Ob das bewusst so offengelassen wurde, lässt sich von außen nicht sicher beurteilen. Plausibler als ein Versehen ist: Eine europäische Aufsichtsbehörde hätte kaum offen schreiben können, dass eines der bekanntesten und am weitesten verbreiteten dezentralen Systeme der Welt sich ihrem zentralen Regelungsinstrument – dem Verantwortlichenbegriff – schlicht entzieht. Eine solche Aussage wäre faktisch eine Kapitulation vor der Realität dezentraler Systeme gewesen. Die Leitlinie umschifft diese Aussage, indem sie die Frage in eine Bedingung kleidet, die bei Bitcoin nicht erfüllt ist, ohne die Konsequenz daraus explizit zu benennen.

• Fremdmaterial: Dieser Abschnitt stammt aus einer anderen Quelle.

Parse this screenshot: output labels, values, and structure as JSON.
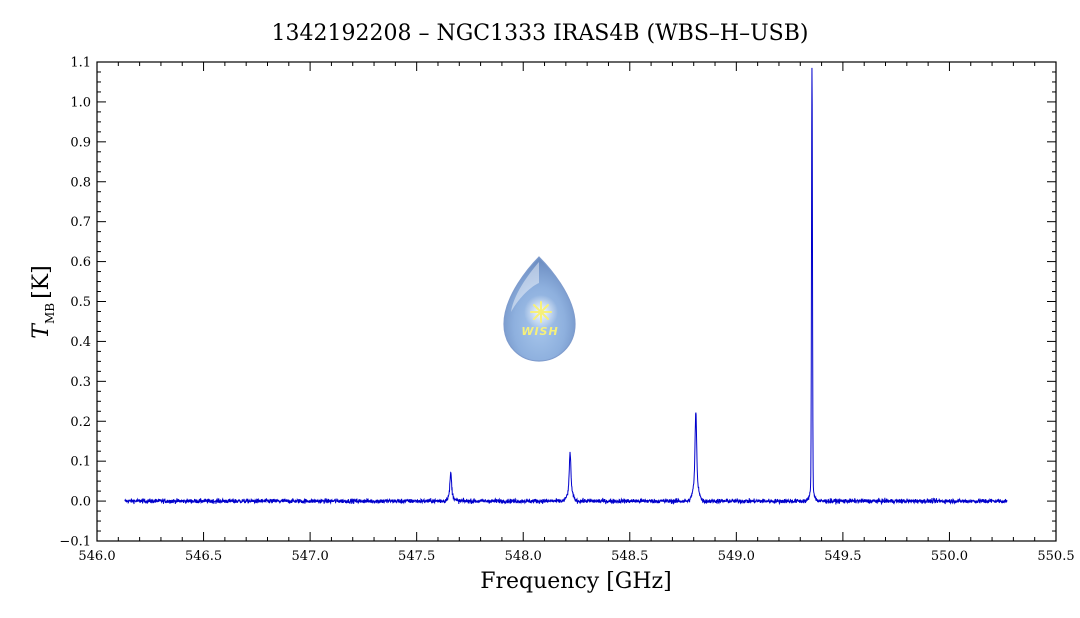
{
  "chart_data": {
    "type": "line",
    "title": "1342192208 – NGC1333 IRAS4B (WBS–H–USB)",
    "xlabel": "Frequency [GHz]",
    "ylabel_main": "T",
    "ylabel_sub": "MB",
    "ylabel_unit": "[K]",
    "xlim": [
      546.0,
      550.5
    ],
    "ylim": [
      -0.1,
      1.1
    ],
    "x_ticks": [
      546.0,
      546.5,
      547.0,
      547.5,
      548.0,
      548.5,
      549.0,
      549.5,
      550.0,
      550.5
    ],
    "x_tick_labels": [
      "546.0",
      "546.5",
      "547.0",
      "547.5",
      "548.0",
      "548.5",
      "549.0",
      "549.5",
      "550.0",
      "550.5"
    ],
    "y_ticks": [
      -0.1,
      0.0,
      0.1,
      0.2,
      0.3,
      0.4,
      0.5,
      0.6,
      0.7,
      0.8,
      0.9,
      1.0,
      1.1
    ],
    "y_tick_labels": [
      "−0.1",
      "0.0",
      "0.1",
      "0.2",
      "0.3",
      "0.4",
      "0.5",
      "0.6",
      "0.7",
      "0.8",
      "0.9",
      "1.0",
      "1.1"
    ],
    "grid": false,
    "series": [
      {
        "color": "#0000cc",
        "x_range": [
          546.13,
          550.27
        ],
        "baseline": 0.0,
        "noise_rms": 0.004,
        "peaks": [
          {
            "x": 547.66,
            "y": 0.052
          },
          {
            "x": 548.22,
            "y": 0.09
          },
          {
            "x": 548.81,
            "y": 0.165
          },
          {
            "x": 549.355,
            "y": 1.055
          }
        ]
      }
    ],
    "logo": {
      "text": "WISH"
    }
  }
}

Für alle, die sich für Bitcoin interessieren, ist das im Ergebnis eine gute Nachricht in schlechter Verpackung: Die DSGVO wurde nicht so geschrieben, dass sie auf ein System wie Bitcoin passt – und die aktuelle Leitlinie ändert daran nichts. Wer personenbezogene Daten aktiv und gezielt auf einer öffentlichen Chain verarbeitet (etwa über eine Anwendung oder einen Dienst), bleibt dafür verantwortlich. Das Netzwerk selbst aber bleibt, was es von Beginn an sein sollte: nicht greifbar.

Genau darin liegt auch ein Stück wirtschaftlicher Erklärung für Bitcoins Position. Jedes System mit einem greifbaren Verantwortlichen trägt dessen Last: Governance-Strukturen aufbauen, Prozesse für Auskunft und Löschung implementieren, Haftungsrisiken einpreisen, sich auf behördliche Anordnungen einstellen. Das kostet Ressourcen und schafft Angriffsfläche – regulatorisch wie wirtschaftlich. Bitcoin trägt diese Last nicht, weil es niemanden gibt, an den sie adressiert werden könnte. Nicht, weil es über dem Recht stünde, sondern weil das Recht in seiner heutigen, auf Adressierbarkeit angewiesenen Form schlicht nicht greift. Ein Teil der ökonomischen Bedeutung, die Bitcoin erlangt hat, dürfte genau darauf zurückzuführen sein: Es ist das seltene Beispiel eines global bedeutsamen Systems, das sich der Notwendigkeit entzieht, für seine eigene Regulierbarkeit zu sorgen – und diesen Platz nimmt es zu Recht ein, solange kein Regelwerk entsteht, das diese strukturelle Lücke tatsächlich schließt.

Damit schließt sich auch der Kreis zum Ursprung. Satoshi Nakamoto beschrieb im Bitcoin-Whitepaper von 2008 das Ziel, Zahlungen zwischen zwei Parteien direkt abzuwickeln, ohne den Umweg über eine vermittelnde Institution. Genau diese Abwesenheit einer vermittelnden, greifbaren Instanz ist es, an der 18 Jahre später auch der Versuch der DSGVO scheitert, dem System einen datenschutzrechtlich Verantwortlichen zuzuweisen. Was als Konstruktionsprinzip gegen Banken und Intermediäre gedacht war, entzieht sich damit gleichermaßen der Regulierung – nicht als Nebeneffekt, sondern als eingebaute Konsequenz der ursprünglichen Idee.